The procedure described below assumes that you have identified a local representative who will handle your certificate request.

Generating the Certificate Signing Request

Using the private key file you made previously (my.key, as described in in our documentation on certificate creation), you must now create a Certificate Signing Request (CSR) containing your public key, the DNS name of the server machine to be certified and the name of your organisation. A CSR file can be generated by openssl:

 openssl req -new -key my.key -out my.csr

When you run this command, openssl should prompt you to input Country Name (GB), your Organisation Name, Organisational Unit Name and Common Name.

  • The Common Name given must be the fully qualified domain name of your Shibboleth server (e.g.,
  • The Organisation Name must exactly match the full formal name of your organisation as known to Janet, which will be checked against public lists of educational organisations. Your local representative should be able to tell you the exact string to use.
  • The Organisational Unit given should reflect any existing practice within your organisation (faculty, department, etc.). Guidelines may be available from your local representative.
  • Finally, openssl may also ask for an email address, a "challenge password" and optional company name, all of which are usually left empty (the default).

Make sure all of the information entered into the Certificate Signing Request is exactly what you want: it can't be changed after the certificate is issued.

Submitting the Request

Once you have made the CSR file, send it to a local authorised representative.
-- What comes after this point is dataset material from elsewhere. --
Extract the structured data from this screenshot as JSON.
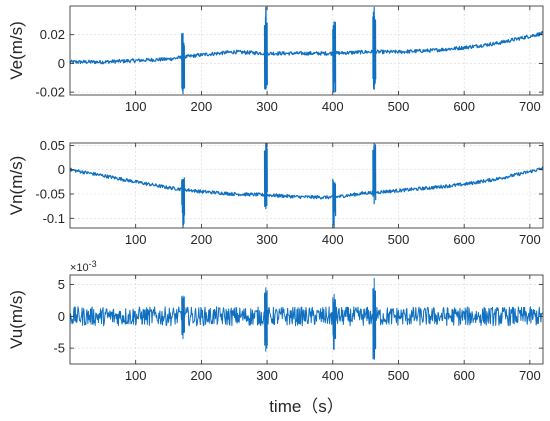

You will be asked to specify which 'software stack' your certificate will be running on. Note: If your certificate is intended for use with an IdP you should specify "Apache/ModSSL". Otherwise select an appropriate option; ask your representative for advice if necessary.

The Janet Certificate Service provides authorised representatives with access to a password-controlled web interface. Once a representative has received a correctly specified CSR, he or she can submit the request via the interface and be issued with the appropriate certificate in .crt format directly. However, the normal mechanism will be for the user requesting the certificate to specify an email address, and to have the certificate and associated information delivered in due course via email.

Assuming you are following this route, you will be sent, as an email attachment, a zip file containing your signed certificate, and three other certificates comprising the chain of intermediate certificates required to validate your certificate. The 'software stack' information which you specified when making the request is used to select an appropriate format within the zip file for the certificate and its associated intermediate certificates. Specifying a software stack of "Apache/ModSSL", as recommended, will result in an attached zip file containing a .crt file for the issued certificate and a .ca-bundle containing the intermediate (chaining) certificates.

Once you have received the signed certificate, you can proceed to register identity or service providers with the UK federation using that certificate. Details for specifying the intermediate certificates in your configuration are contained in the various entity 'set up' pages.